Letztendlich stellen sich die Forscher einen zweistufigen Prozess vor, um die beeinträchtigten Fähigkeiten von Drogenabhängigen wiederherzustellen. Interventionen werden zuerst verwendet, um laufende Hirnschäden zu stoppen und beschädigte Gehirnzellen zu reparieren und dann das Gehirn neu zu trainieren. Der Grund für diesen Ansatz ist, dass die Reparatur des Gehirns zuerst verlorene mentale Ressourcen und Kapazitäten wiederherstellt, die die Patienten dann für die weitere Behandlung anwenden können. Sowohl verhaltens- als auch medikamentöse Behandlungen können sich für beide Behandlungsstadien als wirksam erweisen. Die erste Stufe kann von Medikamenten profitieren, die bereits zur Behandlung neurologischer Erkrankungen eingesetzt werden, die Gehirnanomalien hervorrufen, die denen ähneln, die mit dem Missbrauch einiger Medikamente verbunden sind. Zum Beispiel haben Deprenyl (verwendet bei der Parkinson-Krankheit) und Acetylcystein (getestet bei der Lou-Gehrig-Krankheit) das Potenzial, Menschen mit drogenbedingten neurologischen Schäden zu helfen.

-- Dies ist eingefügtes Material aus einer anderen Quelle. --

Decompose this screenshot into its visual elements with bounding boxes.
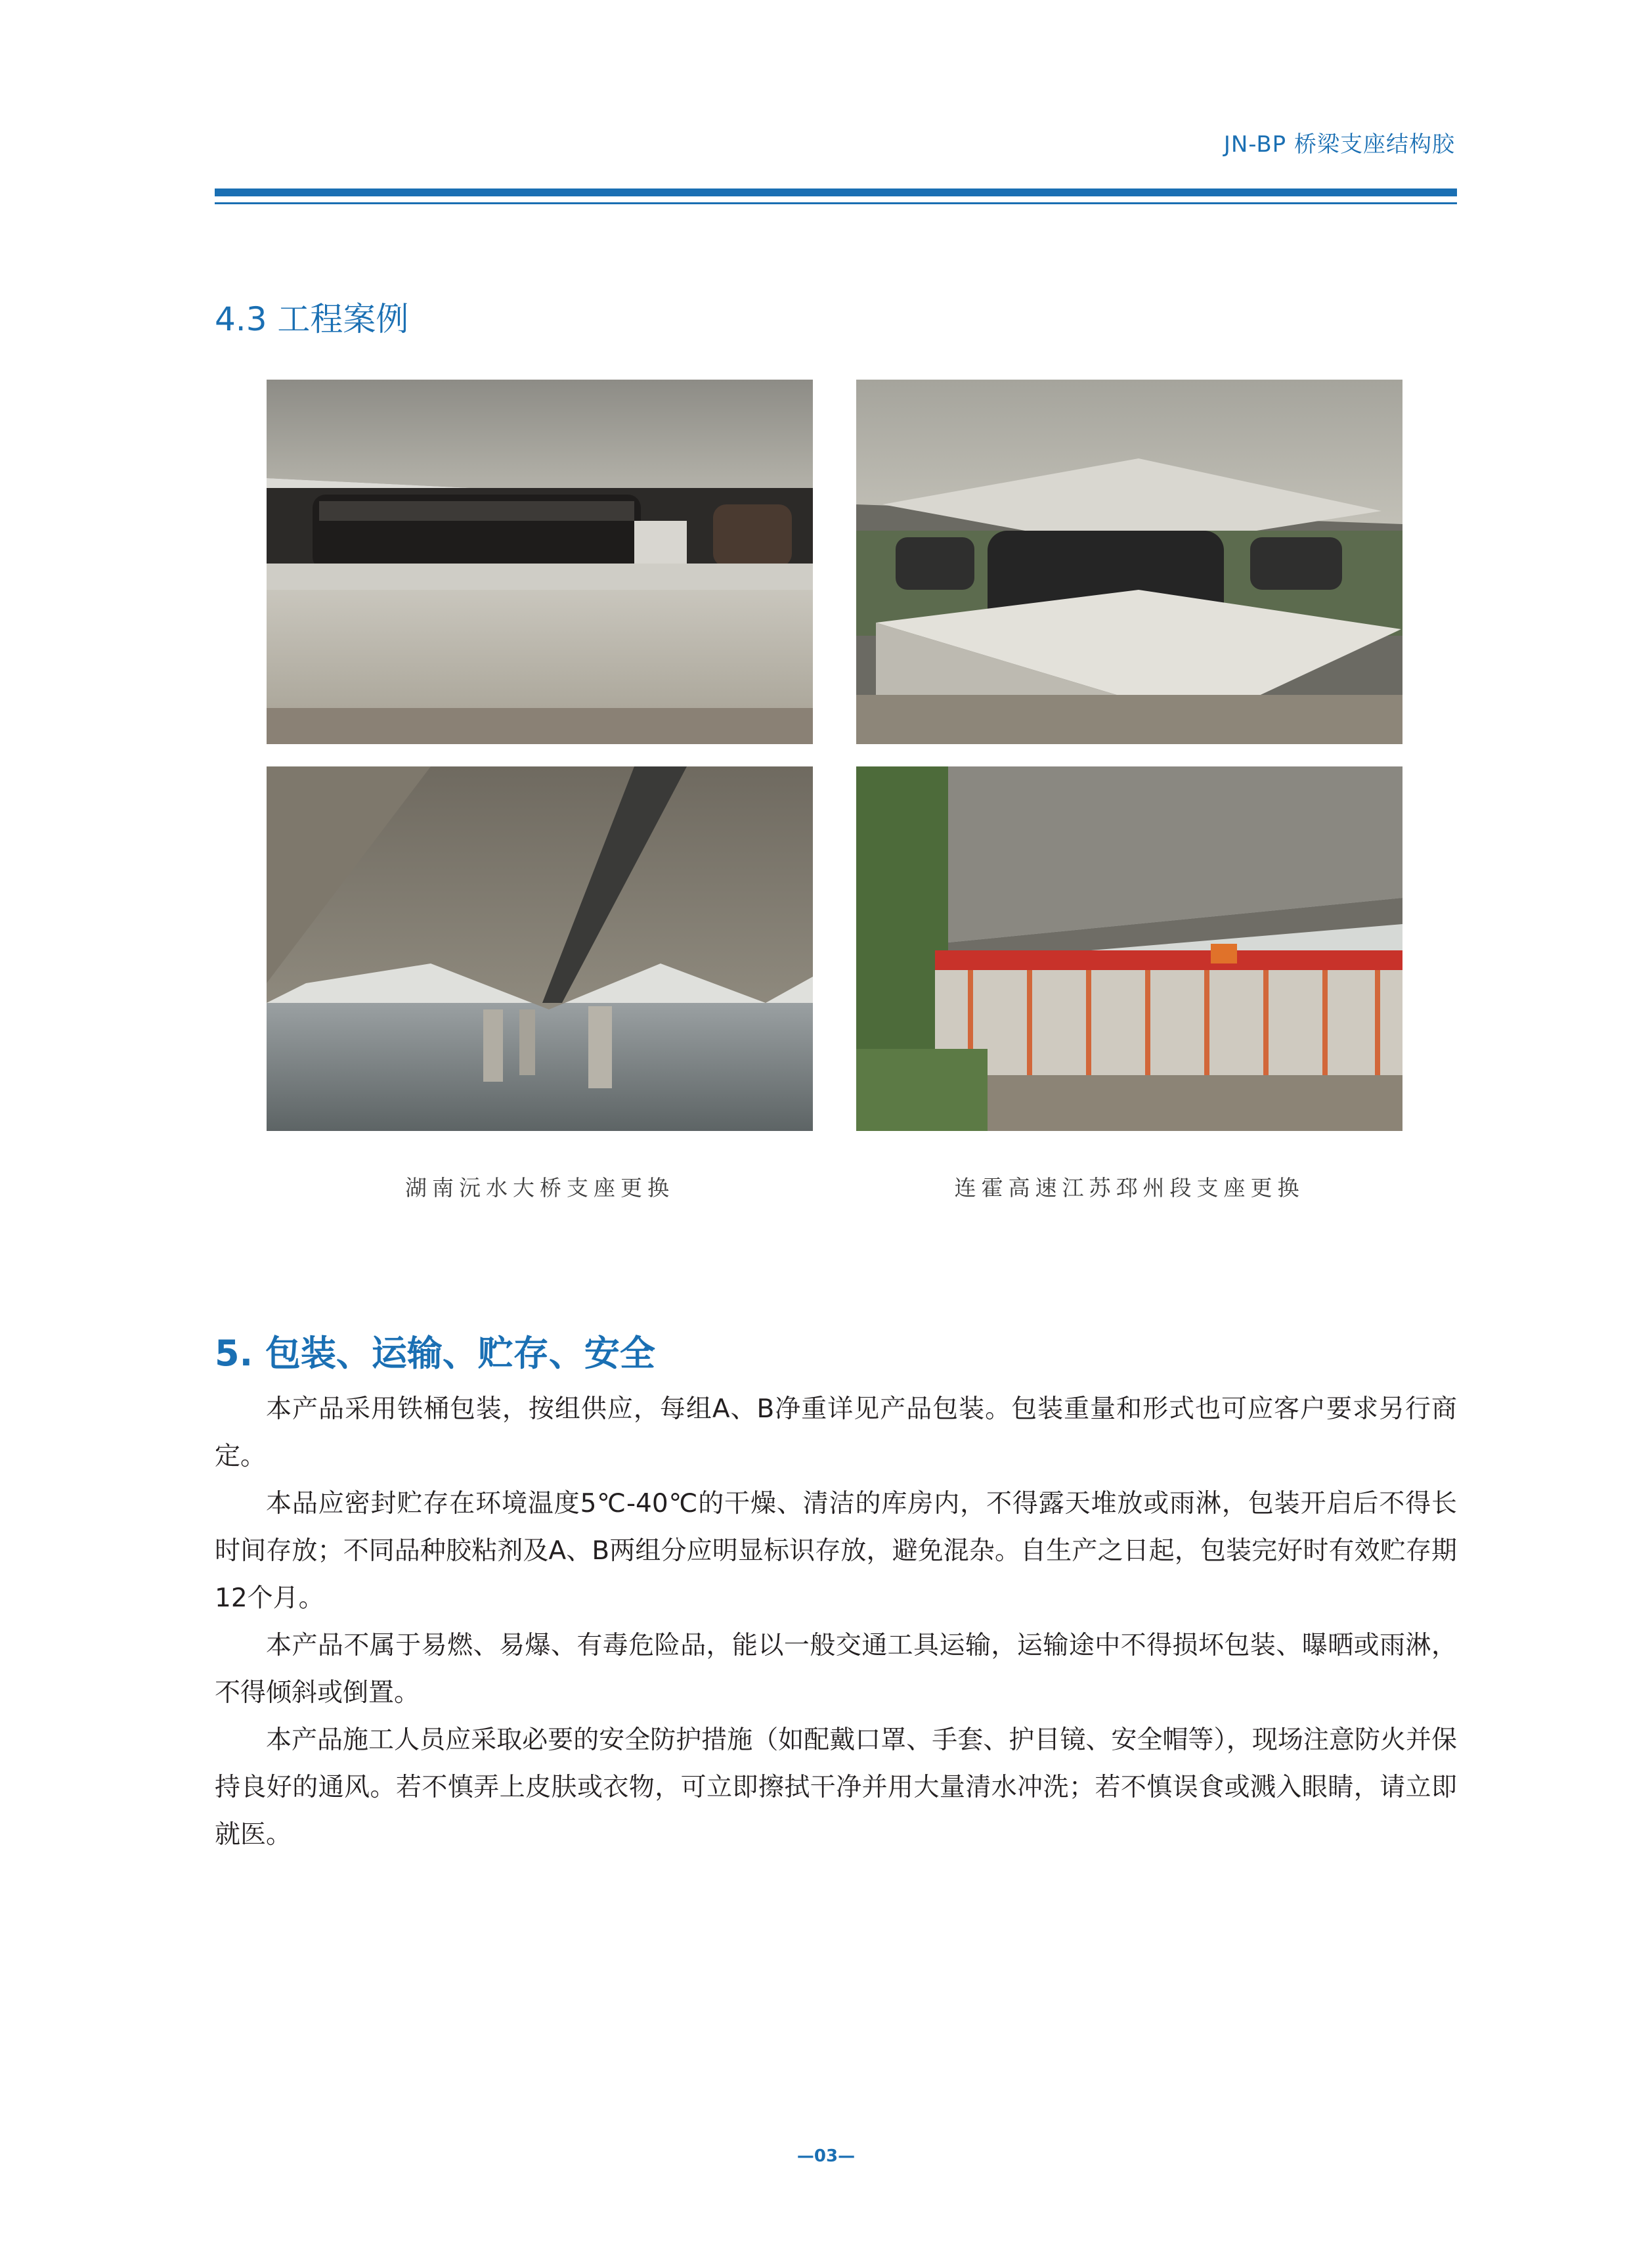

Das neue Wissen der Drogenforschung bringt nicht nur die gegenwärtigen Ziele näher, sondern ermöglicht auch neue und weiter reichende Ziele. Heute wenden wir unser Verständnis von Gehirnprozessen auf die Entwicklung von Behandlungen an, die direkt auf die Gehirnmechanismen der Sucht abzielen, und auf die Linderung oder Umkehrung drogenbedingter Hirnstörungen. Was wir dabei lernen, wird zweifellos zu noch aussagekräftigeren Erkenntnissen und Strategien zur Verringerung von Drogenmissbrauch und -sucht sowie ihrer gesundheitlichen und sozialen Folgen führen.